Bir süre önce Hürriyet Ege Bölge Temsilcisi Sn. Deniz Sipahi’nin köşesinde kaleme aldığı “İstanbul, film endüstrisini keşfetti” ve “Bu işi ciddiye alalım, bu bölgeyi film platosu yapalım” başlıklı yazılarını okudum. Deniz Bey Türk dizilerinin popülerliğinden bahsediyor ve İzmir’in film endüstrisine stratejik öncelik vermesi gerektiğini düşünüyor. Bu benim de çok uzun zamandan beri üzerinde düşündüğüm bir konu. Öyle ki, Kanada’nın en büyük film stüdyosu Pinewood Toronto Studios’un yöneticisi Ms. Edith Myers ile İzmir’e bir “purpose-built” film stüdyosu açılması konusunda röportaj yaptım.
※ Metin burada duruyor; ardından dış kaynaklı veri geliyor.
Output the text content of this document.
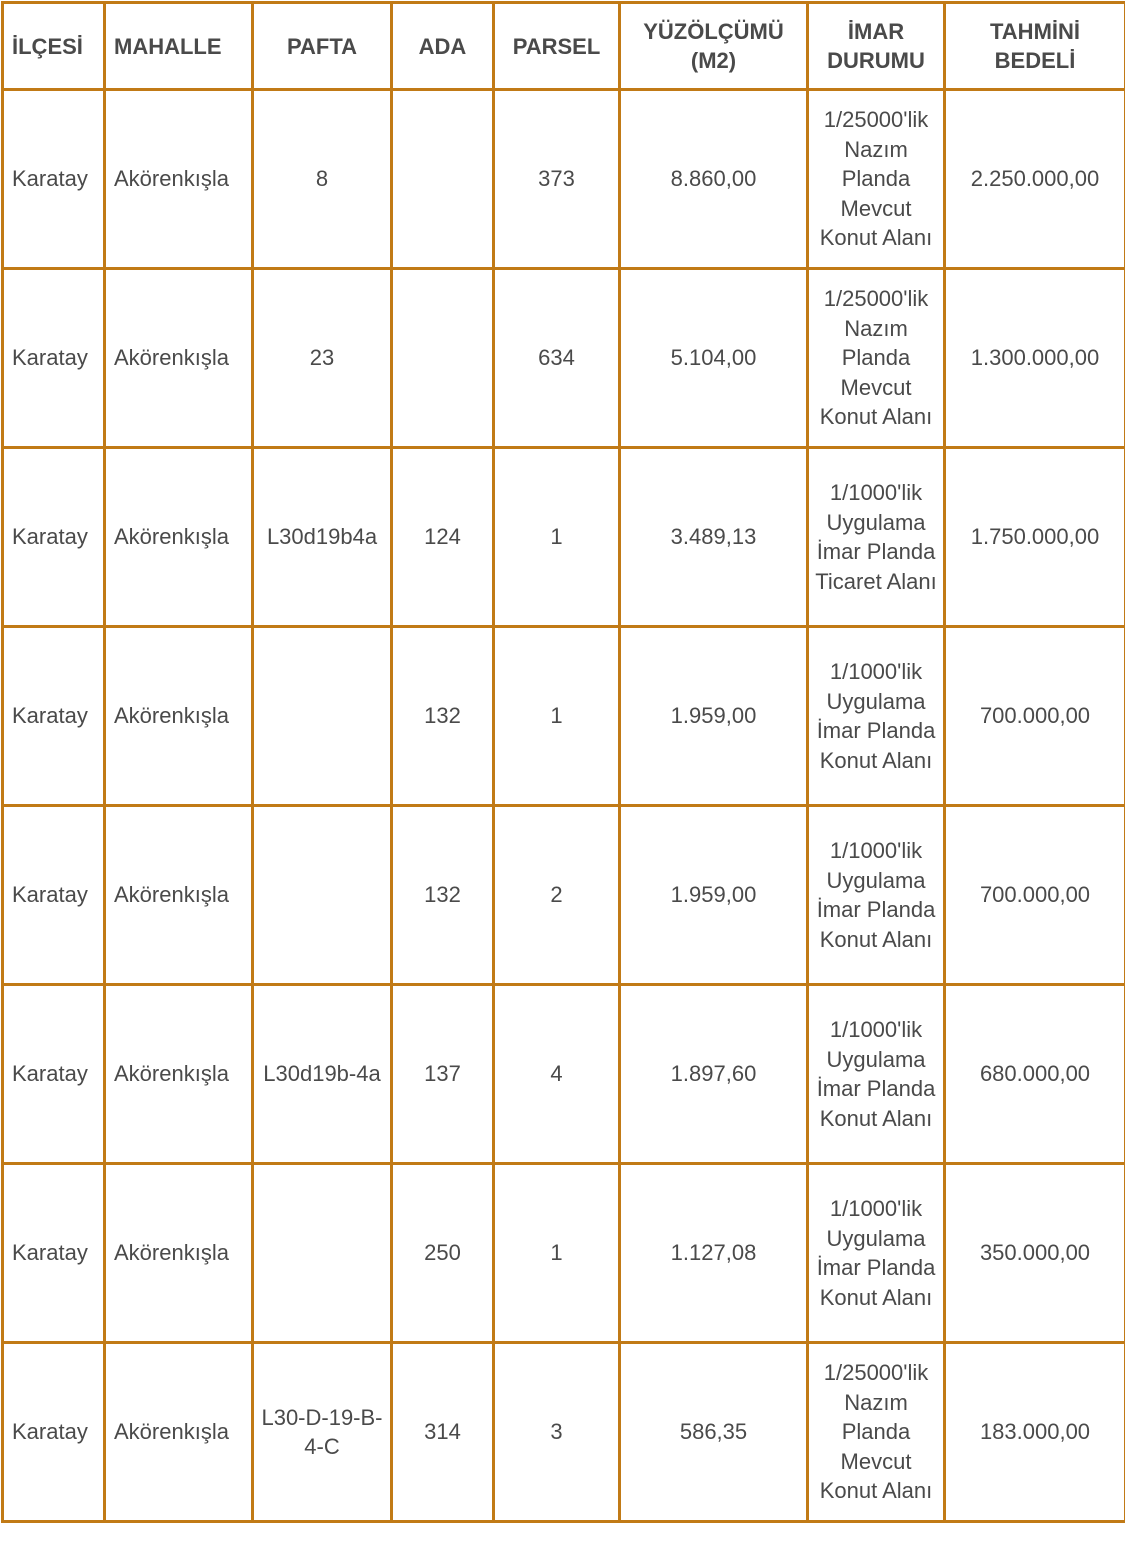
İLÇESİ	MAHALLE	PAFTA	ADA	PARSEL	YÜZÖLÇÜMÜ (M2)	İMAR DURUMU	TAHMİNİ BEDELİ
Karatay	Akörenkışla	8		373	8.860,00	1/25000'lik Nazım Planda Mevcut Konut Alanı	2.250.000,00
Karatay	Akörenkışla	23		634	5.104,00	1/25000'lik Nazım Planda Mevcut Konut Alanı	1.300.000,00
Karatay	Akörenkışla	L30d19b4a	124	1	3.489,13	1/1000'lik Uygulama İmar Planda Ticaret Alanı	1.750.000,00
Karatay	Akörenkışla		132	1	1.959,00	1/1000'lik Uygulama İmar Planda Konut Alanı	700.000,00
Karatay	Akörenkışla		132	2	1.959,00	1/1000'lik Uygulama İmar Planda Konut Alanı	700.000,00
Karatay	Akörenkışla	L30d19b-4a	137	4	1.897,60	1/1000'lik Uygulama İmar Planda Konut Alanı	680.000,00
Karatay	Akörenkışla		250	1	1.127,08	1/1000'lik Uygulama İmar Planda Konut Alanı	350.000,00
Karatay	Akörenkışla	L30-D-19-B-4-C	314	3	586,35	1/25000'lik Nazım Planda Mevcut Konut Alanı	183.000,00
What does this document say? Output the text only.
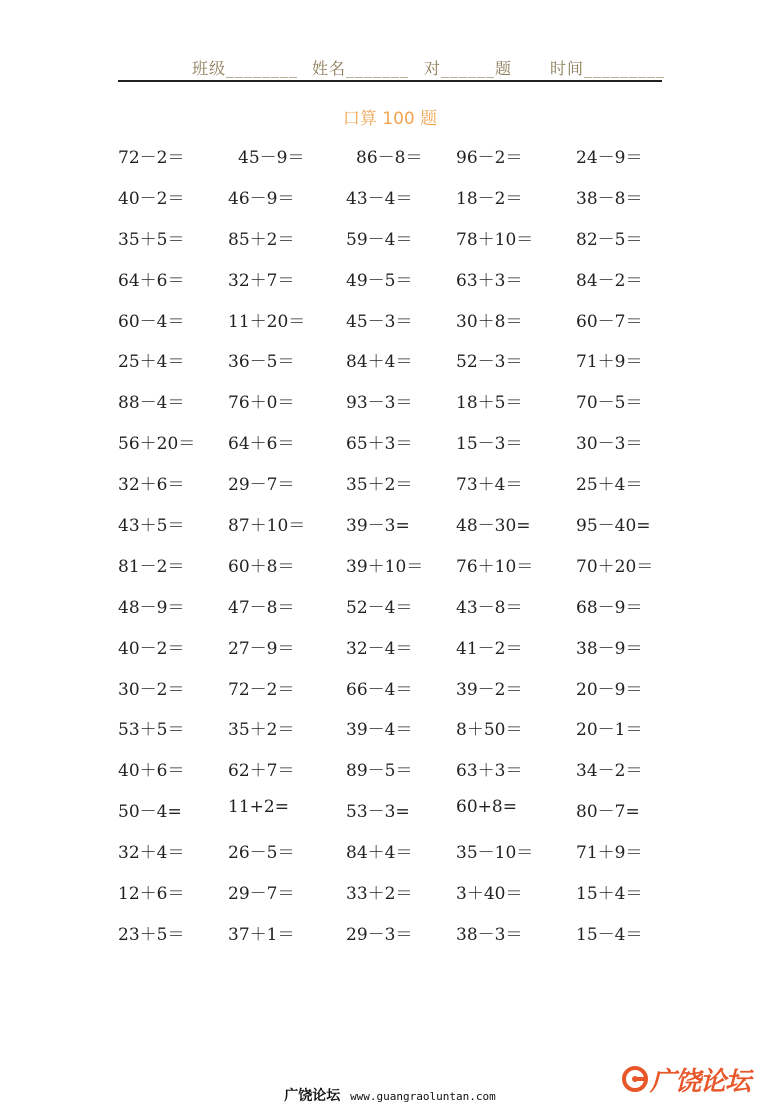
班级________ 姓名_______ 对______题 时间_________
口算 100 题
72－2＝	45－9＝	86－8＝ 96－2＝	24－9＝
40－2＝	46－9＝	43－4＝	18－2＝	38－8＝
35＋5＝	85＋2＝	59－4＝	78＋10＝	82－5＝
64＋6＝	32＋7＝	49－5＝	63＋3＝	84－2＝
60－4＝	11＋20＝ 45－3＝	30＋8＝	60－7＝
25＋4＝	36－5＝	84＋4＝	52－3＝	71＋9＝
88－4＝	76＋0＝	93－3＝	18＋5＝	70－5＝
56＋20＝ 64＋6＝	65＋3＝	15－3＝	30－3＝
32＋6＝	29－7＝	35＋2＝	73＋4＝	25＋4＝
43＋5＝	87＋10＝ 39－3=	48－30=	95－40=
81－2＝	60＋8＝	39＋10＝ 76＋10＝	70＋20＝
48－9＝	47－8＝	52－4＝	43－8＝	68－9＝
40－2＝	27－9＝	32－4＝	41－2＝	38－9＝
30－2＝	72－2＝	66－4＝	39－2＝	20－9＝
53＋5＝	35＋2＝	39－4＝	8＋50＝	20－1＝
40＋6＝	62＋7＝	89－5＝	63＋3＝	34－2＝
50－4=	11+2=	53－3=	60+8=	80－7=
32＋4＝	26－5＝	84＋4＝	35－10＝	71＋9＝
12＋6＝	29－7＝	33＋2＝	3＋40＝	15＋4＝
23＋5＝	37＋1＝	29－3＝	38－3＝	15－4＝
广饶论坛
广饶论坛 www.guangraoluntan.com
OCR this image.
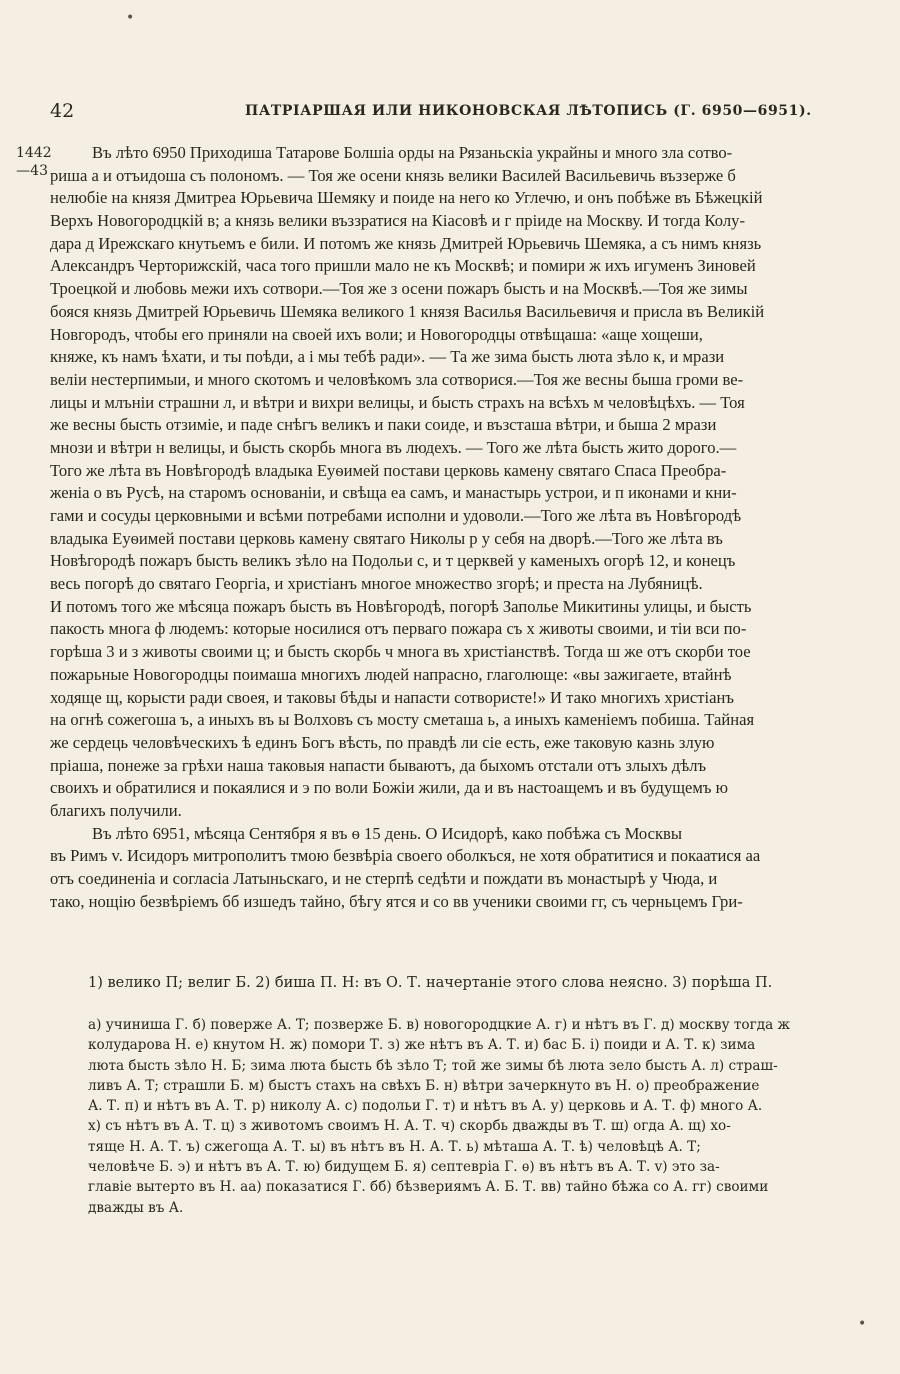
42	ПАТРІАРШАЯ ИЛИ НИКОНОВСКАЯ ЛѢТОПИСЬ (Г. 6950—6951).
1442
—43
Въ лѣто 6950 Приходиша Татарове Болшiа орды на Рязаньскiа украйны и много зла сотво-
риша а и отъидоша съ полономъ. — Тоя же осени князь велики Василей Васильевичь въззерже б
нелюбiе на князя Дмитреа Юрьевича Шемяку и поиде на него ко Углечю, и онъ побѣже въ Бѣжецкiй
Верхъ Новогородцкiй в; а князь велики въззратися на Кiасовѣ и г прiиде на Москву. И тогда Колу-
дара д Ирежскаго кнутьемъ е били. И потомъ же князь Дмитрей Юрьевичь Шемяка, а съ нимъ князь
Александръ Черторижскiй, часа того пришли мало не къ Москвѣ; и помири ж ихъ игуменъ Зиновей
Троецкой и любовь межи ихъ сотвори.—Тоя же з осени пожаръ бысть и на Москвѣ.—Тоя же зимы
бояся князь Дмитрей Юрьевичь Шемяка великого 1 князя Василья Васильевичя и присла въ Великiй
Новгородъ, чтобы его приняли на своей ихъ воли; и Новогородцы отвѣщаша: «аще хощеши,
княже, къ намъ ѣхати, и ты поѣди, а i мы тебѣ ради». — Та же зима бысть люта зѣло к, и мрази
велiи нестерпимыи, и много скотомъ и человѣкомъ зла сотворися.—Тоя же весны быша громи ве-
лицы и млънiи страшни л, и вѣтри и вихри велицы, и бысть страхъ на всѣхъ м человѣцѣхъ. — Тоя
же весны бысть отзимiе, и паде снѣгъ великъ и паки соиде, и възсташа вѣтри, и быша 2 мрази
мнози и вѣтри н велицы, и бысть скорбь многа въ людехъ. — Того же лѣта бысть жито дорого.—
Того же лѣта въ Новѣгородѣ владыка Еуѳимей постави церковь камену святаго Спаса Преобра-
женiа о въ Русѣ, на старомъ основанiи, и свѣща еа самъ, и манастырь устрои, и п иконами и кни-
гами и сосуды церковными и всѣми потребами исполни и удоволи.—Того же лѣта въ Новѣгородѣ
владыка Еуѳимей постави церковь камену святаго Николы р у себя на дворѣ.—Того же лѣта въ
Новѣгородѣ пожаръ бысть великъ зѣло на Подольи с, и т церквей у каменыхъ огорѣ 12, и конецъ
весь погорѣ до святаго Георгiа, и христiанъ многое множество згорѣ; и преста на Лубяницѣ.
И потомъ того же мѣсяца пожаръ бысть въ Новѣгородѣ, погорѣ Заполье Микитины улицы, и бысть
пакость многа ф людемъ: которые носилися отъ перваго пожара съ х животы своими, и тiи вси по-
горѣша 3 и з животы своими ц; и бысть скорбь ч многа въ христiанствѣ. Тогда ш же отъ скорби тое
пожарьные Новогородцы поимаша многихъ людей напрасно, глаголюще: «вы зажигаете, втайнѣ
ходяще щ, корысти ради своея, и таковы бѣды и напасти сотвористе!» И тако многихъ христiанъ
на огнѣ сожегоша ъ, а иныхъ въ ы Волховъ съ мосту сметаша ь, а иныхъ каменiемъ побиша. Тайная
же сердець человѣческихъ ѣ единъ Богъ вѣсть, по правдѣ ли сiе есть, еже таковую казнь злую
прiаша, понеже за грѣхи наша таковыя напасти бываютъ, да быхомъ отстали отъ злыхъ дѣлъ
своихъ и обратилися и покаялися и э по воли Божiи жили, да и въ настоащемъ и въ будущемъ ю
благихъ получили.
Въ лѣто 6951, мѣсяца Сентября я въ ѳ 15 день. О Исидорѣ, како побѣжа съ Москвы
въ Римъ v. Исидоръ митрополитъ тмою безвѣрiа своего оболкъся, не хотя обратитися и покаатися аа
отъ соединенiа и согласiа Латыньскаго, и не стерпѣ седѣти и пождати въ монастырѣ у Чюда, и
тако, нощiю безвѣрiемъ бб изшедъ тайно, бѣгу ятся и со вв ученики своими гг, съ черньцемъ Гри-
1) велико П; велиг Б. 2) биша П. Н: въ О. Т. начертанiе этого слова неясно. 3) порѣша П.
а) учиниша Г. б) поверже А. Т; позверже Б. в) новогородцкие А. г) и нѣтъ въ Г. д) москву тогда ж
колударова Н. е) кнутом Н. ж) помори Т. з) же нѣтъ въ А. Т. и) бас Б. i) поиди и А. Т. к) зима
люта бысть зѣло Н. Б; зима люта бысть бѣ зѣло Т; той же зимы бѣ люта зело бысть А. л) страш-
ливъ А. Т; страшли Б. м) быстъ стахъ на свѣхъ Б. н) вѣтри зачеркнуто въ Н. о) преображение
А. Т. п) и нѣтъ въ А. Т. р) николу А. с) подольи Г. т) и нѣтъ въ А. у) церковь и А. Т. ф) много А.
х) съ нѣтъ въ А. Т. ц) з животомъ своимъ Н. А. Т. ч) скорбь дважды въ Т. ш) огда А. щ) хо-
тяще Н. А. Т. ъ) сжегоща А. Т. ы) въ нѣтъ въ Н. А. Т. ь) мѣташа А. Т. ѣ) человѣцѣ А. Т;
человѣче Б. э) и нѣтъ въ А. Т. ю) бидущем Б. я) септеврiа Г. ѳ) въ нѣтъ въ А. Т. v) это за-
главiе вытерто въ Н. аа) показатися Г. бб) бѣзвериямъ А. Б. Т. вв) тайно бѣжа со А. гг) своими
дважды въ А.
•
•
Hollywood’da çekildiğini sandığımız çoğu film ve dizi aslında Kanada’da, büyük çoğunlukla da Vancouver’da çekiliyor. Bunların arasında 24, Battlestar Galactica ve X-Files gibi ünlü diziler mevcut. Ms. Myers’a göre bu dizilerin Los Angeles’ta değil de Vancouver’da çekilmesinin başlıca sebebi düşük prodüksiyon maliyeti. Vancouver kaliteli iş gücünü ucuza sağlayabildiği için başarılı. Peki film sektöründe “kaliteli iş gücü” nedir? Sadece Vancouver’da 35 bin kişinin film sektöründe çalıştığı söyleniyor. Başarılı olmak için İzmir’in ışıkçı, kameraman, kurgucu, ses uzmanı gibi yaratıcı bir orduya ev sahipliği yapabilmesi gerekmekte. İstanbul’dan epey geri olduğumuz kısım bu. İstanbul’un yaratıcı sınıf üzerinde bir hegemonyası var. Ancak bu çözülebilir. Ege Üniversitesi’nin Radyo-TV-Sinema bölümü mevcut. İzmir’de kurulacak birkaç prodüksiyon ve post-prodüksiyon firması İzmirli mezunlara ilaveten özellikle Eskişehir Anadolu Üniversitesi’nin mezunlarını grup halinde İzmir’e çekebilir ve bir “critical mass” yaratabilir.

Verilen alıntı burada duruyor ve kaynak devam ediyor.